Tutorials on Feature Generation and FAQ

Why Is OpenFE Ineffective For My Dataset?

There are two possible reasons. The first reason is that OpenFE fails to recall effective candidate features due to improper parameters. Please refer to our guidance on parameter tuning. The second reason is that there are no effective candidate features, since feature generation is not beneficial for all datasets. Our past experience on numerous real-world datasets indicates that feature generation is beneficial for 50%–70% of datasets.

How Many New Features Should I Include In The Dataset?

This relates to the topic of feature selection methods. Users can try to include 10, 20, 30, … new features and see which provides the best results. It is recommended to try more delicate feature selection methods (such as forward feature selection) to achieve better performance.

What is a high-order feature?

A first-order feature is transformed by the base features (zero-order) using one operators, such as \(f_1 + f_2\). A second-order feature is transformed by the first-order features, such as \((f_1 + f_2)\times f_3\), and so on. High-order features refer to features with orders \(\geq 2\).

Are high-order features beneficial for model performance?

According on our previous experience with feature generation, looking for high-order features may not result in a noticeable improvement on the majority of datasets. First, we do not find that generating high-order features is useful for all the benchmarking datasets in our paper. Second, on the two Kaggle competitions (IEEE-CIS Fraud Detection and BNP Paribas Cardif Claims Management), the high-order features generated by the top winning teams also hardly improve the test scores. Readers can refer to more details in our paper.

Some previous papers argue that high-order features are useful by directly searching for high-order features. However, the effectiveness of high-order feature transformations should be evaluated in light of all its low-order components.

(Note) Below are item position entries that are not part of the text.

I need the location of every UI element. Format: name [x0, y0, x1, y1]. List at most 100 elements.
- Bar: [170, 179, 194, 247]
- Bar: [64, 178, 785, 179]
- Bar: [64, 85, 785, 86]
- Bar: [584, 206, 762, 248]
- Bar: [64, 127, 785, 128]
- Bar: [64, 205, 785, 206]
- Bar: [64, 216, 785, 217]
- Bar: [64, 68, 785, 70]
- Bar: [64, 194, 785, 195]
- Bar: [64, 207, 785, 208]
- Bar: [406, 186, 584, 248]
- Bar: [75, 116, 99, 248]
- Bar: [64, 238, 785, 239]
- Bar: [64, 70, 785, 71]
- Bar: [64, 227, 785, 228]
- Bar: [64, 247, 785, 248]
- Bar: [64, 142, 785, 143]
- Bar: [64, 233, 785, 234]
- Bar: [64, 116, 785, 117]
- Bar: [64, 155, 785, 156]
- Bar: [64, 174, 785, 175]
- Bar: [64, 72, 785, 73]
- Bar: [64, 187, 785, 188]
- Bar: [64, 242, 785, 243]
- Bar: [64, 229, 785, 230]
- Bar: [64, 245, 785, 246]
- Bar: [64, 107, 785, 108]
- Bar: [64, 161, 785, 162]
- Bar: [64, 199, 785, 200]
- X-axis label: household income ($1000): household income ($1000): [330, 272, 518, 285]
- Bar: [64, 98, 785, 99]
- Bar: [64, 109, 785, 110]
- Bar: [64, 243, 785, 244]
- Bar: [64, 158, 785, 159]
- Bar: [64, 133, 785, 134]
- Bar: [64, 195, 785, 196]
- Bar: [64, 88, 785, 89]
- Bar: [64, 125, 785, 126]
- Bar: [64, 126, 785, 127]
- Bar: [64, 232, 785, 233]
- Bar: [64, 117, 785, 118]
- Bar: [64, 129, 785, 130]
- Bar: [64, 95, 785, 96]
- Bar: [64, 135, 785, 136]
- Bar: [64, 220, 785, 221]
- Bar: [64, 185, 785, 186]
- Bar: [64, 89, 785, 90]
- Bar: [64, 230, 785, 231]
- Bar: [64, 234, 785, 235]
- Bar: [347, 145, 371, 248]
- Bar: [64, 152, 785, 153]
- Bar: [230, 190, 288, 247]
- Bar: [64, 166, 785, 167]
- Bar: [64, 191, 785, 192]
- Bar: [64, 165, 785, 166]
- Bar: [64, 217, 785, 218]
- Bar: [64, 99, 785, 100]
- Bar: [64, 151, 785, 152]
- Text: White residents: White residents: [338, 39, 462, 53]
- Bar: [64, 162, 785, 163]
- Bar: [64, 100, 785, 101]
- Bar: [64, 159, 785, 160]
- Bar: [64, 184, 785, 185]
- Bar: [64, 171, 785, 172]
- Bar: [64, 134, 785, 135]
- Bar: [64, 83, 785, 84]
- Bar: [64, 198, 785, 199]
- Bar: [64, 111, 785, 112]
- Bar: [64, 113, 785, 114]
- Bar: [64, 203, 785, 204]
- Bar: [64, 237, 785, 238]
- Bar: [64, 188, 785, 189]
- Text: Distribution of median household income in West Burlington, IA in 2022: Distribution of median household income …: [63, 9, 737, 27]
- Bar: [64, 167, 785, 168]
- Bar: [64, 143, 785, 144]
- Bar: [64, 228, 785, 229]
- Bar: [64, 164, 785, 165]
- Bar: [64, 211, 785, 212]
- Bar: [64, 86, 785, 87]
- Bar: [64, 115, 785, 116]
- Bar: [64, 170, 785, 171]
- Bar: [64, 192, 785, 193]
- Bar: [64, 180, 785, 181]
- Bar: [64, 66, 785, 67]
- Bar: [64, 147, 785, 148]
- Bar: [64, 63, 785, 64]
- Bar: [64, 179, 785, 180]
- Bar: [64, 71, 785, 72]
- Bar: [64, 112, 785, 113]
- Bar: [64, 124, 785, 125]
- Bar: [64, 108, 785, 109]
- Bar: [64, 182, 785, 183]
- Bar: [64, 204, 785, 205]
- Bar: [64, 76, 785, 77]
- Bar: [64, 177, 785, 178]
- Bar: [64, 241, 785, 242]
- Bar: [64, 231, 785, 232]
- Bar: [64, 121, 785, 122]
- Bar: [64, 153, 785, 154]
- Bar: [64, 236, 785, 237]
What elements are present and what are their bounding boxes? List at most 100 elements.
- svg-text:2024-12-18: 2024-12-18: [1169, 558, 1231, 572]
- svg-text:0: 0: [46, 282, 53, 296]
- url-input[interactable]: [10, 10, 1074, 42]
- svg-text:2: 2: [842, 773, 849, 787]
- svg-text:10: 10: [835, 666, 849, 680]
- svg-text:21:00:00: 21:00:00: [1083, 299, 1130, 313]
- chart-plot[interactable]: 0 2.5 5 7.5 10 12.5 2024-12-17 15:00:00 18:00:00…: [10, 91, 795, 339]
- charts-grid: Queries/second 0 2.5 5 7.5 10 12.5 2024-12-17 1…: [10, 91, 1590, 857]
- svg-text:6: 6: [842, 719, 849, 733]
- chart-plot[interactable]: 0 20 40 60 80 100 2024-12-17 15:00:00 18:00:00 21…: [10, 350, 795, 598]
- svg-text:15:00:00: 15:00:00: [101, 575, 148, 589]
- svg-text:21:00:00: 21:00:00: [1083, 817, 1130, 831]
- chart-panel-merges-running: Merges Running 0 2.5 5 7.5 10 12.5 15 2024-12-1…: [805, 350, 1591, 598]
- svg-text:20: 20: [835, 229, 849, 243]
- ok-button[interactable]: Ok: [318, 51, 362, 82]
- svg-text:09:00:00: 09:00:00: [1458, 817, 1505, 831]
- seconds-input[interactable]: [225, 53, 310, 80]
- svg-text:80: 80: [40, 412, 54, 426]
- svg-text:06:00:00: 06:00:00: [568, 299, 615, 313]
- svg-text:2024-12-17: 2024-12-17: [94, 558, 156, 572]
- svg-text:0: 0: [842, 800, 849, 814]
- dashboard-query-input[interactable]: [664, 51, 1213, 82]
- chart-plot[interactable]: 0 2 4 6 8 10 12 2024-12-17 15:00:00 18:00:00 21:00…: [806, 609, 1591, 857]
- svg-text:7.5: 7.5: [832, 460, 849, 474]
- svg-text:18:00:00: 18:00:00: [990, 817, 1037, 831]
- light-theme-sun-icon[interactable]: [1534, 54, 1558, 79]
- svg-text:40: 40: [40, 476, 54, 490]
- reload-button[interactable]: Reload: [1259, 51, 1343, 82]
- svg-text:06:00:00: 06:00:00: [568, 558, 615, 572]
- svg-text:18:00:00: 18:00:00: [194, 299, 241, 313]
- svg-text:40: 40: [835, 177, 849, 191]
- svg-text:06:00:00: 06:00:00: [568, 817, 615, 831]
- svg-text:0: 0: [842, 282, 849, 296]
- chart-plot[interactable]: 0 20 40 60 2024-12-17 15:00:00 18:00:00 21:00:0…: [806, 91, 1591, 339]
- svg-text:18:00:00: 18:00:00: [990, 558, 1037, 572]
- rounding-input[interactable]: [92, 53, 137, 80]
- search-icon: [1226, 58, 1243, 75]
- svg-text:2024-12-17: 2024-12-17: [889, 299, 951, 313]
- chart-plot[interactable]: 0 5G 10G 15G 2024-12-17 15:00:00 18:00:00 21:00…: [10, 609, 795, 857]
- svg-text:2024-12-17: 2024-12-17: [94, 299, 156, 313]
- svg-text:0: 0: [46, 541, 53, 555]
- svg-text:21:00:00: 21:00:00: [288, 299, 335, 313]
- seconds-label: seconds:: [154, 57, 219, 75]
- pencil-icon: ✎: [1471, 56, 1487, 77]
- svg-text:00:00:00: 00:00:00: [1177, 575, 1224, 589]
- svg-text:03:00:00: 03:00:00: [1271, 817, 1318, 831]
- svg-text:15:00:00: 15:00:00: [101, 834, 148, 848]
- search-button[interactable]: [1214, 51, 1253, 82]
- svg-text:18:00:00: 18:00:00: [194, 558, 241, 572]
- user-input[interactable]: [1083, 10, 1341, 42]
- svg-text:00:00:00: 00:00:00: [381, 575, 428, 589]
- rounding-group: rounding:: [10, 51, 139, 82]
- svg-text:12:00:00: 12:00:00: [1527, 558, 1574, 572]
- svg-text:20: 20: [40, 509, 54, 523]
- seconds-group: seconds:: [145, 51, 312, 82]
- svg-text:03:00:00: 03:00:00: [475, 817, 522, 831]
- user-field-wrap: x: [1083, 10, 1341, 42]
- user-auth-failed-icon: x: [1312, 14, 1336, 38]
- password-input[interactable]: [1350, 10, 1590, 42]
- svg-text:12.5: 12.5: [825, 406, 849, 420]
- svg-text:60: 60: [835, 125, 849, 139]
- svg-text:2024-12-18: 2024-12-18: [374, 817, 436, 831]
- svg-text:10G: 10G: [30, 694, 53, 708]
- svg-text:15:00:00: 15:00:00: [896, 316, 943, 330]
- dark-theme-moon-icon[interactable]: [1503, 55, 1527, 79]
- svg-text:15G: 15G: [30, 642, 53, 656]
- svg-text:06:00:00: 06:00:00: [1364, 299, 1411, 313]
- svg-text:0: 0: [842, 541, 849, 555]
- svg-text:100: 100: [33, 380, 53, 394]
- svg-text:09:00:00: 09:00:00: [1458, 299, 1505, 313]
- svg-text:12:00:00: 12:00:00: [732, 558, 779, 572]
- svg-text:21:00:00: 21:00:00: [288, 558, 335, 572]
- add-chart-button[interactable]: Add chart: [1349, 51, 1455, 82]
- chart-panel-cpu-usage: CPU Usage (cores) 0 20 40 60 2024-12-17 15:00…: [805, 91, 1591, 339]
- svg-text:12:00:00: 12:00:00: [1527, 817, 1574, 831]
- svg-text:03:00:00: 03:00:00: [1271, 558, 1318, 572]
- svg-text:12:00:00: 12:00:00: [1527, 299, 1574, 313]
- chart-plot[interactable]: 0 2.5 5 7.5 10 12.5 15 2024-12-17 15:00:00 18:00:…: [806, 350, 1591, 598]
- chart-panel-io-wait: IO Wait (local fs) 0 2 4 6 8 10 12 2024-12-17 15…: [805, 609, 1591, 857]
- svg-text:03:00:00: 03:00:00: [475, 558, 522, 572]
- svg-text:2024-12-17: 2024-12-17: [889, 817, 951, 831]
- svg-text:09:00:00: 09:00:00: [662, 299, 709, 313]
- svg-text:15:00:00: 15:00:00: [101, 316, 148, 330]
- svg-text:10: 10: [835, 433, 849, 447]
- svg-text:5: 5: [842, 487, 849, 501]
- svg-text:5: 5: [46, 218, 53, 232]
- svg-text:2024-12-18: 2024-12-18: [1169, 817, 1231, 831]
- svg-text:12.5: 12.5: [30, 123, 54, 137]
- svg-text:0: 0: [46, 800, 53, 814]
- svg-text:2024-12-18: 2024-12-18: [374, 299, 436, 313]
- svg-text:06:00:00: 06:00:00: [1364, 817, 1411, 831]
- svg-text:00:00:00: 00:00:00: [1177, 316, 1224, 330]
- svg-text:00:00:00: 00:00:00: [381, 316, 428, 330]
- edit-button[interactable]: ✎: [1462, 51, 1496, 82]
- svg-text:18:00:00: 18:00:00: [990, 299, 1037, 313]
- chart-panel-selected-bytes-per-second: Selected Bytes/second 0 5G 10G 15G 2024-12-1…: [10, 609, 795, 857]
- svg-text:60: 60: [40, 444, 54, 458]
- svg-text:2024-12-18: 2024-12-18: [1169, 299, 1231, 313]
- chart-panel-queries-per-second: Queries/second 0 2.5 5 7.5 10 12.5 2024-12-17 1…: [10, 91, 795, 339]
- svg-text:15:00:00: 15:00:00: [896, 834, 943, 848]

For example, a second-order feature transformation \(f_1\times f_2\times f_3\) is effective only if it has additional effectiveness to all their first-order components \(f_1\times f_2\), \(f_1\times f_3\), and \(f_2\times f_3\).

How to generate high-order features?

Users can first generate effective first-order features, and then include the first-order features into the base features to generate second-order features, and so on.